其實在網上講Property的文章還是蠻多的,不過源碼級分析的倒是不多,曉東正好做好了一個項目,其中涉及到了Property的一些內容,折騰了一段時間,心想不如來讀讀源碼,看看究竟是怎麼回事。
1、property內存區域的申請
在網上通常都是這樣開始講的“屬性服務運行於init進程中。init進程首先創建一個共享內存區域,並保存一個指向該區域的描述符fd。”[1]這一段從代碼中如何來看呢,首先找到init的main函數:(system/core/init/init.c文件中),有這樣一句話:
queue_builtin_action(property_init_action, "property_init");
大概的意思就是把property_init_action加入到action queue中,後面會來調用這個action。所以,我們自然而然的就會去看property_init_action的操作:
static int property_init_action(int nargs, char **args)
{
bool load_defaults = true;
INFO("property init\n");
//只要不是關機充電的模式,我們都把load_defaults置爲true
if (!strcmp(bootmode, "charger"))
load_defaults = false;
//property的初始化
property_init(load_defaults);
return 0;
}
void property_init(bool load_defaults)
{
//初始化property的內存區域,就是上面傳說的共享內存區域?
init_property_area();
//若是需要load,這裏會load PROP_PATH_RAMDISK_DEFAULT
// #define PROP_PATH_RAMDISK_DEFAULT "/default.prop"
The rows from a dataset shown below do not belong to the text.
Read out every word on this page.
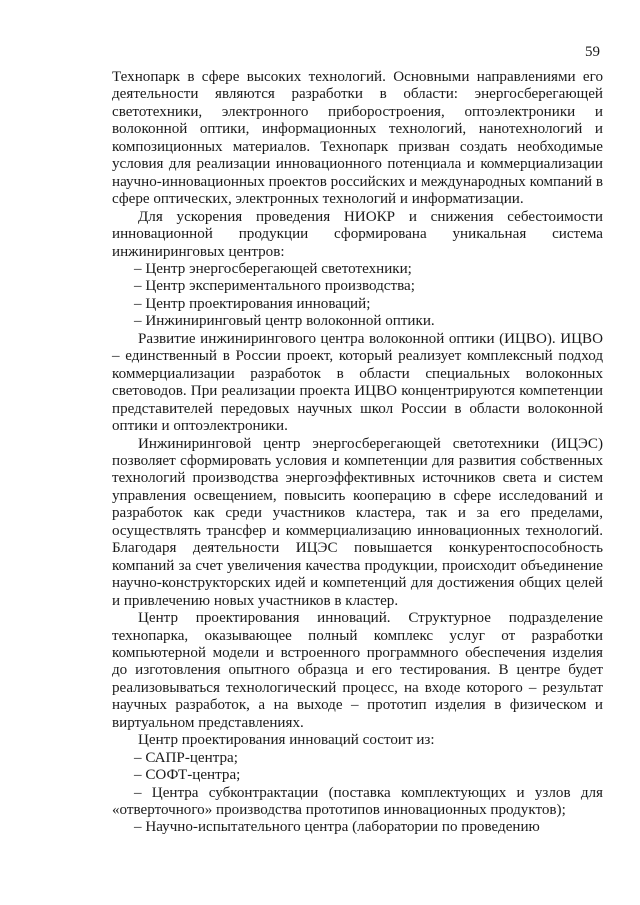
59

Технопарк в сфере высоких технологий. Основными направлениями его деятельности являются разработки в области: энергосберегающей светотехники, электронного приборостроения, оптоэлектроники и волоконной оптики, информационных технологий, нанотехнологий и композиционных материалов. Технопарк призван создать необходимые условия для реализации инновационного потенциала и коммерциализации научно-инновационных проектов российских и международных компаний в сфере оптических, электронных технологий и информатизации.

Для ускорения проведения НИОКР и снижения себестоимости инновационной продукции сформирована уникальная система инжиниринговых центров:

– Центр энергосберегающей светотехники;

– Центр экспериментального производства;

– Центр проектирования инноваций;

– Инжиниринговый центр волоконной оптики.

Развитие инжинирингового центра волоконной оптики (ИЦВО). ИЦВО – единственный в России проект, который реализует комплексный подход коммерциализации разработок в области специальных волоконных световодов. При реализации проекта ИЦВО концентрируются компетенции представителей передовых научных школ России в области волоконной оптики и оптоэлектроники.

Инжиниринговой центр энергосберегающей светотехники (ИЦЭС) позволяет сформировать условия и компетенции для развития собственных технологий производства энергоэффективных источников света и систем управления освещением, повысить кооперацию в сфере исследований и разработок как среди участников кластера, так и за его пределами, осуществлять трансфер и коммерциализацию инновационных технологий. Благодаря деятельности ИЦЭС повышается конкурентоспособность компаний за счет увеличения качества продукции, происходит объединение научно-конструкторских идей и компетенций для достижения общих целей и привлечению новых участников в кластер.

Центр проектирования инноваций. Структурное подразделение технопарка, оказывающее полный комплекс услуг от разработки компьютерной модели и встроенного программного обеспечения изделия до изготовления опытного образца и его тестирования. В центре будет реализовываться технологический процесс, на входе которого – результат научных разработок, а на выходе – прототип изделия в физическом и виртуальном представлениях.

Центр проектирования инноваций состоит из:

– САПР-центра;

– СОФТ-центра;

– Центра субконтрактации (поставка комплектующих и узлов для «отверточного» производства прототипов инновационных продуктов);

– Научно-испытательного центра (лаборатории по проведению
//所以網上盛傳的先加載哪個文件,再加載哪個文件都是有前提的,就是首先不是在關機充電模式。哈哈~~,不過的確是得先加載這個文件default.prop
if (load_defaults)
//這裏加載對應文件中的property內容,詳細分析見1.2
load_properties_from_file(PROP_PATH_RAMDISK_DEFAULT);
}
static int init_property_area(void)
{
prop_area *pa;
//這是個全局變量,不過也就只有這個函數會賦值,所以開始不會有問題,再重複進來就會報錯了
if(pa_info_array)
return -1;
//初始化內存區域,詳細分析見1.1
if(init_workspace(&pa_workspace, PA_SIZE))
return -1;
//設置FD_CLOEXEC,大概的意思就是在excel執行時關閉
fcntl(pa_workspace.fd, F_SETFD, FD_CLOEXEC);
//這裏如圖1所示
pa_info_array = (void*) (((char*) pa_workspace.data) + PA_INFO_START);
pa = pa_workspace.data;
//把整個shared memory都初始化爲0
memset(pa, 0, PA_SIZE);
//設置magic和version
pa->magic = PROP_AREA_MAGIC;
pa->version = PROP_AREA_VERSION;
/* plug into the lib property services */
//這裏把__system_property_area__也指過去了
__system_property_area__ = pa;
//設置inited的狀態位
property_area_inited = 1;
return 0;
}
圖1 property內存區域示意圖[1]
1.1 共享內存區域的初始化
static int init_workspace(workspace *w, size_t size)
{
void *data;
int fd;
/* dev is a tmpfs that we can use to carve a shared workspace
* out of, so let's do that...
*/
//其實就是打開__properties__的設備節點。這個就是在內核中實現的了,具體的分析曉東有機會再和大家一起分析
fd = open("/dev/__properties__", O_RDWR | O_CREAT, 0600);
if (fd < 0)
return -1;
//改變文件的大小爲size
if (ftruncate(fd, size) < 0)
goto out;
//這裏實現的就是“init進程將該區域通過使用了MAP_SHARED標誌的mmap映射至它自身的虛擬地址空間,這樣,任何對於該區域的更新對於所有進程都是可見的[1]”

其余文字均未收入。